As far as I know, Hubbard Woods is the first elementary school in Illinois, possibly the United States, mabye even the world, to have an augmented reality sandbox. What in the world is an augmented reality sandbox? What’s the big deal? What is augmented reality and what in the world is it doing in a sandbox?
What is Augmented Reality? Augmented reality is a live direct or indirect view of a physical, real-world environment whose elements are augmented by computer-generated sensory input such as sound, video, graphics or GPS data.
Want to see it in action? Here is a phenomenal video that shows how AR is being used for marketing, educational and research.
Okay, so augmented reality is pretty cool looking, but what in the world is it doing in our library?
What in the World is it Doing in Our Library?

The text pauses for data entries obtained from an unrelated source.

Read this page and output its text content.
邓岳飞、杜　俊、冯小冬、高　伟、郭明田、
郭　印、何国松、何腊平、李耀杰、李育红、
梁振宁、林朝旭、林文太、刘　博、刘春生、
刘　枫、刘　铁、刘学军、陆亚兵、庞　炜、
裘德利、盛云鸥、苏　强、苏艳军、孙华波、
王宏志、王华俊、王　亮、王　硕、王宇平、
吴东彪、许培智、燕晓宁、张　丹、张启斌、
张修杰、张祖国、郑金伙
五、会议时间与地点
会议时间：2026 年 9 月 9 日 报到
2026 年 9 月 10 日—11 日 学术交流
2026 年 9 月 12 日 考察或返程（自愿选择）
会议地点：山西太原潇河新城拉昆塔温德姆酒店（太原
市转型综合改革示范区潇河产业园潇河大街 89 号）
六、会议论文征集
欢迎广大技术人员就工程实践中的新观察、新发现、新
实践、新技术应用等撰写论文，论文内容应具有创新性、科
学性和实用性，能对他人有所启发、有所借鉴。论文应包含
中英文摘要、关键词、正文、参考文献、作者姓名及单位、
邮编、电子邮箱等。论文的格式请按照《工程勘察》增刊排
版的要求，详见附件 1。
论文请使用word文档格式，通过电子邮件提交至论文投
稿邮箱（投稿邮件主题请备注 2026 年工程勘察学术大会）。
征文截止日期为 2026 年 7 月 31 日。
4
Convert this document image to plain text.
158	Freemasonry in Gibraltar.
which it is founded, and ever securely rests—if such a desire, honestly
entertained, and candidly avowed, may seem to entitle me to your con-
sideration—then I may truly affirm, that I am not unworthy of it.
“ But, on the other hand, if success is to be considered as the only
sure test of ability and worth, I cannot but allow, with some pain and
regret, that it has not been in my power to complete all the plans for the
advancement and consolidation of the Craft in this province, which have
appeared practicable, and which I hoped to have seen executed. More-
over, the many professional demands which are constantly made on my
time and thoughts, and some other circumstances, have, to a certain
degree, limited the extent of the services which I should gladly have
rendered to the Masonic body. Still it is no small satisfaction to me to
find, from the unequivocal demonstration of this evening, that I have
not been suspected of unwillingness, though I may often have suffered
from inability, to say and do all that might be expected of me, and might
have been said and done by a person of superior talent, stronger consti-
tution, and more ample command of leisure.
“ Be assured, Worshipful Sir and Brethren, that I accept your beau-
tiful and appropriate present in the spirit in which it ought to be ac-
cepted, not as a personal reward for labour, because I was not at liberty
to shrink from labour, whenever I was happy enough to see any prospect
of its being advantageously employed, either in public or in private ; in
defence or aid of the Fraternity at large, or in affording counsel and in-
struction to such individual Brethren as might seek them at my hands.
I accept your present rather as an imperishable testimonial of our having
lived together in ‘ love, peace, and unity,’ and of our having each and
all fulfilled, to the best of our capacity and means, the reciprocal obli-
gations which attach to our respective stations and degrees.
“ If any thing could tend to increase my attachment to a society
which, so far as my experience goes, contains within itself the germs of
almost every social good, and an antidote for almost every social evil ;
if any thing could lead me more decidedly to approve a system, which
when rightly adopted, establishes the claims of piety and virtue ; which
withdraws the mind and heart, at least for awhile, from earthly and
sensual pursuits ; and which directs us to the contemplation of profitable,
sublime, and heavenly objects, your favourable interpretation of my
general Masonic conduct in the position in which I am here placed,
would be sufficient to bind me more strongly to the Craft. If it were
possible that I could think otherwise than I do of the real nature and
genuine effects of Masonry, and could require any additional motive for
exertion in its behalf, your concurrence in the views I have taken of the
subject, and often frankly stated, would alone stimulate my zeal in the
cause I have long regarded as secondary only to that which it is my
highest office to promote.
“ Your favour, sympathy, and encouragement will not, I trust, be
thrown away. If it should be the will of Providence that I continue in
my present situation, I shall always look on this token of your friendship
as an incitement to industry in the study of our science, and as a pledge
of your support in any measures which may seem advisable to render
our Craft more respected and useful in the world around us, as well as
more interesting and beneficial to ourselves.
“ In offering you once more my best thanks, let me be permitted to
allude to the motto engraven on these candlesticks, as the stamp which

I’m so glad you asked. Our library is a place where we make connections, ask questions, find answers and create understanding. So, an AR Sandbox is set to do just that.
Do you remember studying geography in elementary school? I remember one excellent teacher who had us make examples of penninsulas, bays and my favorite, the isthmus. Imagine being able to make those models and in real time change them into new models? Imagine being able to create a lake and then make it flood. Imagine piling up sand and as you do it watching the topographic lines evolve. Push your fist into your ‘mountain’ and watch as it begins to erupt as a volcano. Hold your hand over the mountains and watch it rain! All of these are possible thanks to the AR Sandbox.
Besides just being incredibly awesome, students and teachers can learn through doing, or as Piaget said: “To invent is to learn.” This article from Wired gives some deeper understanding of the concept.I can’t think of any better way to explore and experience geography and geographic concepts. Well, enough about why, let’s see it in action.
Here is another video that will probably blow your mind:
This is from the professor at University of California at Davis whom I have modeled our AR Sandbox.
It’s pretty mesmerizing for both kids and adults. At our recent Parent Only Open House for the IDEA Lab, it was easily the most popular station as you can see from the images.
The kids are just as impressed. As fourth graders are exploring landforms this year, they will be coming up to the IDEA Lab to ‘build’ them in real time.